My least favorite new phrase is "manstink" from Old Spice commercials. I've used the stuff for over 30 years, but I don't think I'll buy it again.

Rosebud Collection said...

Crap, I use every kind of lingo you can think of..even make up a few..Yes, my girls tell me, they have never heard of some of my sayings..Always asking them if they have any "chitters" to tell me..some I won't print..Yes Jenn, I do get carried away and frighten myself..
Hey, I want you to check out this web page..www.webook.com..thought it might be interesting..I don't know how I found this address, but that is nothing new with me..Kids call me "button birdie"..Anyway, you might know this web page..worth a look..Have a good weekend..

Jenn Flynn-Shon said...

Manstink? OK they are clearly trying to compete with Axe but it is all just getting out of hand now!

Hey Rose thanks for that link, the site sounds very interesting, I'll research it a little more today to see if it would work for what my mom & I want to do.

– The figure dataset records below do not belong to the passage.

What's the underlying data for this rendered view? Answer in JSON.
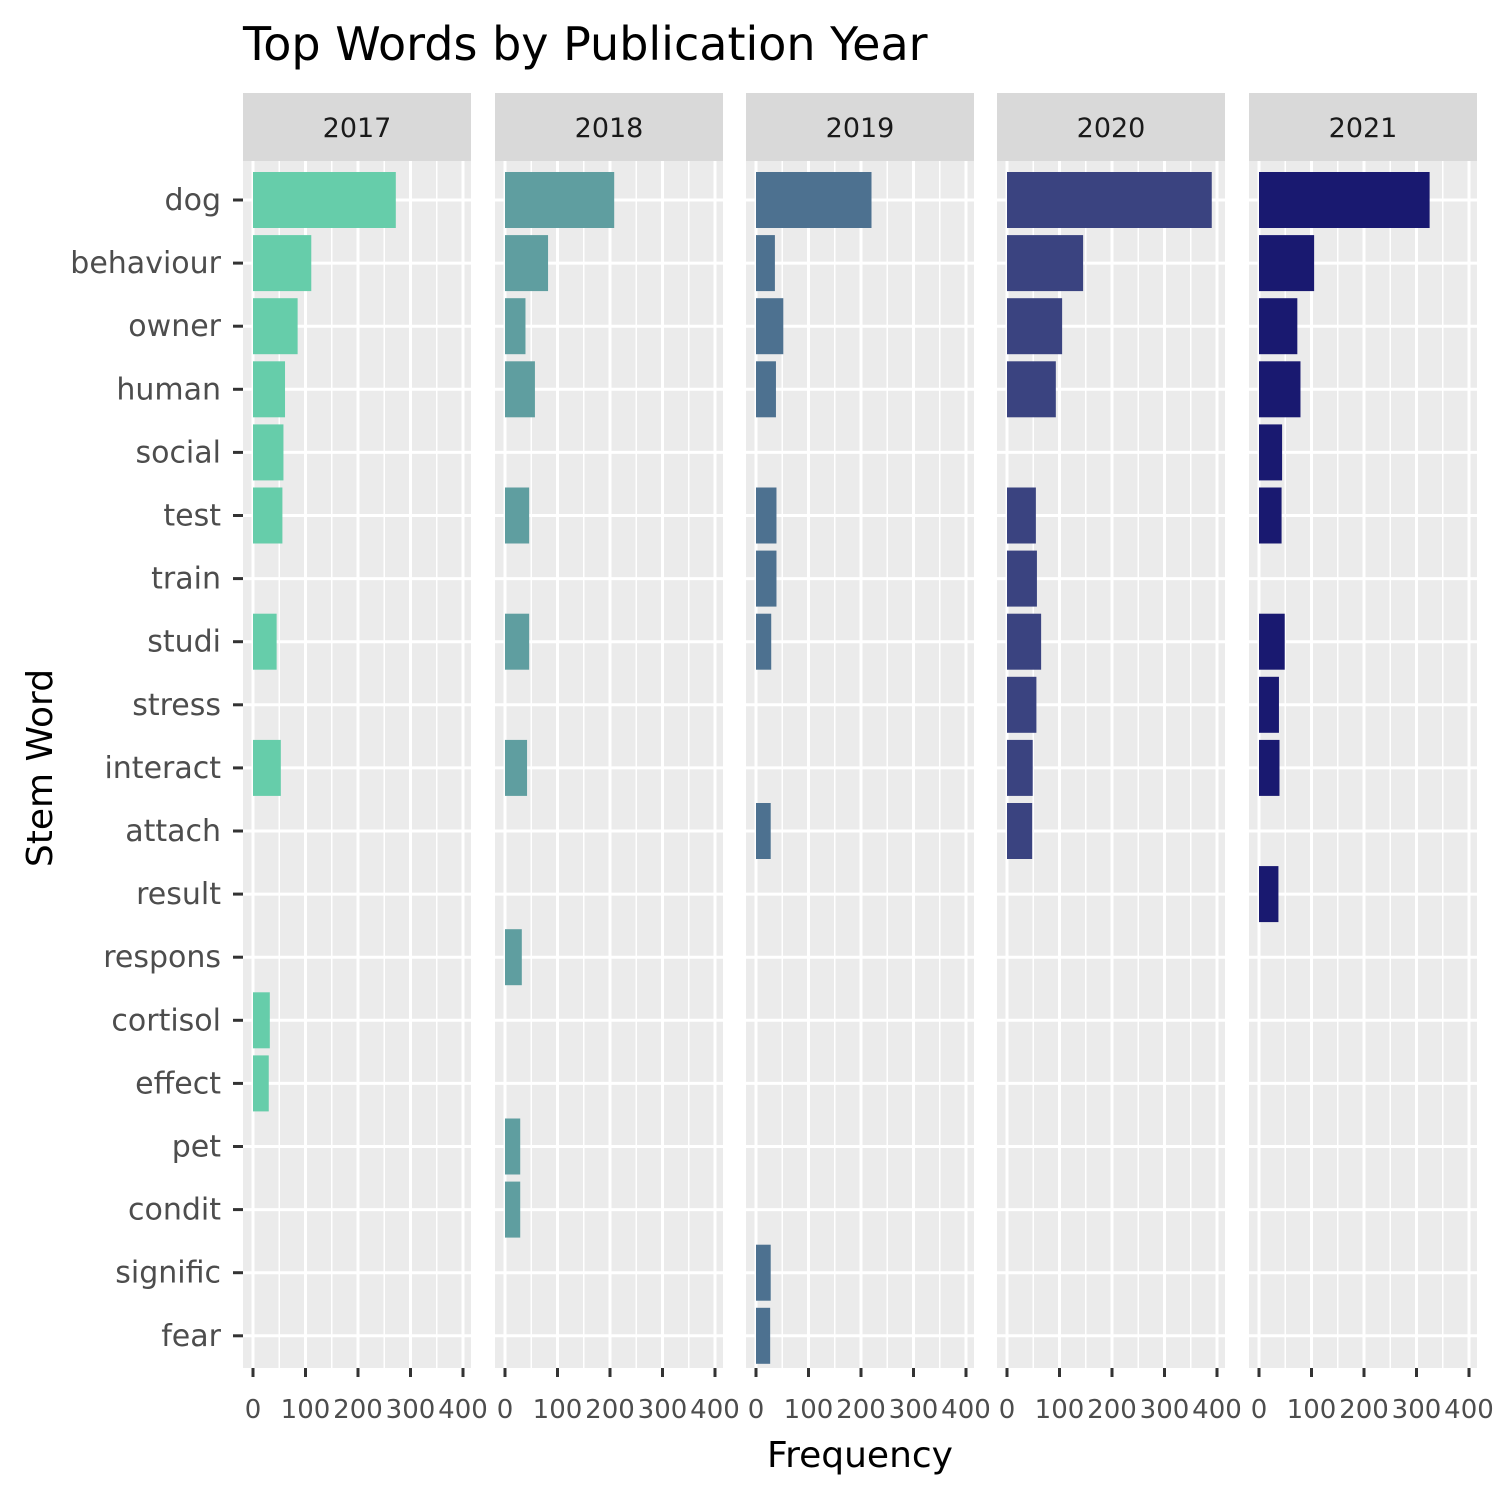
{
  "chart_data": {
    "type": "bar",
    "title": "Top Words by Publication Year",
    "xlabel": "Frequency",
    "ylabel": "Stem Word",
    "orientation": "horizontal",
    "facet_by": "year",
    "xlim": [
      0,
      400
    ],
    "x_ticks": [
      "0",
      "100",
      "200",
      "300",
      "400"
    ],
    "grid": true,
    "legend": "none",
    "categories": [
      "dog",
      "behaviour",
      "owner",
      "human",
      "social",
      "test",
      "train",
      "studi",
      "stress",
      "interact",
      "attach",
      "result",
      "respons",
      "cortisol",
      "effect",
      "pet",
      "condit",
      "signific",
      "fear"
    ],
    "panels": [
      {
        "name": "2017",
        "color": "#66cdaa",
        "values": {
          "dog": 272,
          "behaviour": 111,
          "owner": 85,
          "human": 61,
          "social": 58,
          "test": 56,
          "studi": 45,
          "interact": 53,
          "cortisol": 32,
          "effect": 30
        }
      },
      {
        "name": "2018",
        "color": "#5f9ea0",
        "values": {
          "dog": 208,
          "behaviour": 82,
          "owner": 39,
          "human": 57,
          "test": 46,
          "studi": 46,
          "interact": 42,
          "respons": 32,
          "pet": 29,
          "condit": 29
        }
      },
      {
        "name": "2019",
        "color": "#4d7190",
        "values": {
          "dog": 220,
          "behaviour": 36,
          "owner": 52,
          "human": 38,
          "test": 39,
          "train": 39,
          "studi": 29,
          "attach": 28,
          "signific": 28,
          "fear": 27
        }
      },
      {
        "name": "2020",
        "color": "#3a4380",
        "values": {
          "dog": 390,
          "behaviour": 145,
          "owner": 105,
          "human": 93,
          "test": 55,
          "train": 57,
          "studi": 65,
          "stress": 56,
          "interact": 49,
          "attach": 48
        }
      },
      {
        "name": "2021",
        "color": "#191970",
        "values": {
          "dog": 325,
          "behaviour": 105,
          "owner": 73,
          "human": 79,
          "social": 44,
          "test": 43,
          "studi": 49,
          "stress": 38,
          "interact": 39,
          "result": 37
        }
      }
    ]
  }
}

If not maybe just for another project down the line. Thanks!

TheresaJ said...

Awww, I love auntilicious!

I tend to chop words/phrases in half when I'm talking. Drives my kids nuts. It recently got me into trouble when I asked a male coworker, who appeared to be suffering from a horrible hangover, if he was "hung." He looked at me really strangely and then every guy in the room started laughing hysterically. He then assured me that he was. Crazy thing is that I didn't get my faux pas right away, but when I did, I turned every shade of red and couldn't stop giggling all day. I've made a mental note to self to never chop that one again!

coffee maker said...

the Urban Dictionary is a source of not only useful information but also hour upon hour of entertainment

Mandy Burbank said...

I just found your random blog randomly and LOVED this! can I join the support group? I know you'll like this. I write real poetry, but this is a little joke you will most likely appreciate! Sorry it's so long for a comment, but I can't resist!
"you’re the best"

It would have been much more fun to watch you play at the "gratitude café"
Or maybe sitting kriskross applesauce on my neutral patterned carpet
With your guitar bouncing in your lap and your "hat" hung on the back of a chair since I don’t own a hatstand.

But I know if you heard me complain you’d ask "if I got your message,"
… which I did
Of course the café is a state of mind
And the crawfish boil was "a beautiful mess"
The acrid smells of vomit and dismembered crawfish carcasses mixed with the sometimes sweet sometimes asthma-inducing scents of cigarettes and sweat were the "details in the fabric."

I get it
And I feel very" lucky" to have sung like a "geek"
Like a crazed fan howling with you
A pack of "coyotes" worshiping the bright broken moon half
"Bella luna" shining on the occasion
that hot May-in-Alabama night

It would have been nice to have been close enough for you to see the "flower in my hair"
But we weren’t there for you, we were there because of how you make us feel
Last night I felt like a tie-dyed"butterfly"
Though I know some (I won’t name names)called me a pink and purple zebra
A part of the pack, an animal,
But isn’t being mesmerized and transported by beautiful "wordplay" part of what makes us
"Human"
And music magic
You’re a magician and not the smoke and mirrors "wizard of oz" kind despite what you might think

My husband worries that I’m having a musical affair and maybe he’s right
because I think "you’re the best."

Ps- I hope you don’t mind I "stole" a few lines while trying to describe a "mighty high" moment in my 31 years of life. Jason, you have my ""gratitude". Keep creating. Keep searching and dreaming. I hope you find what you are looking for.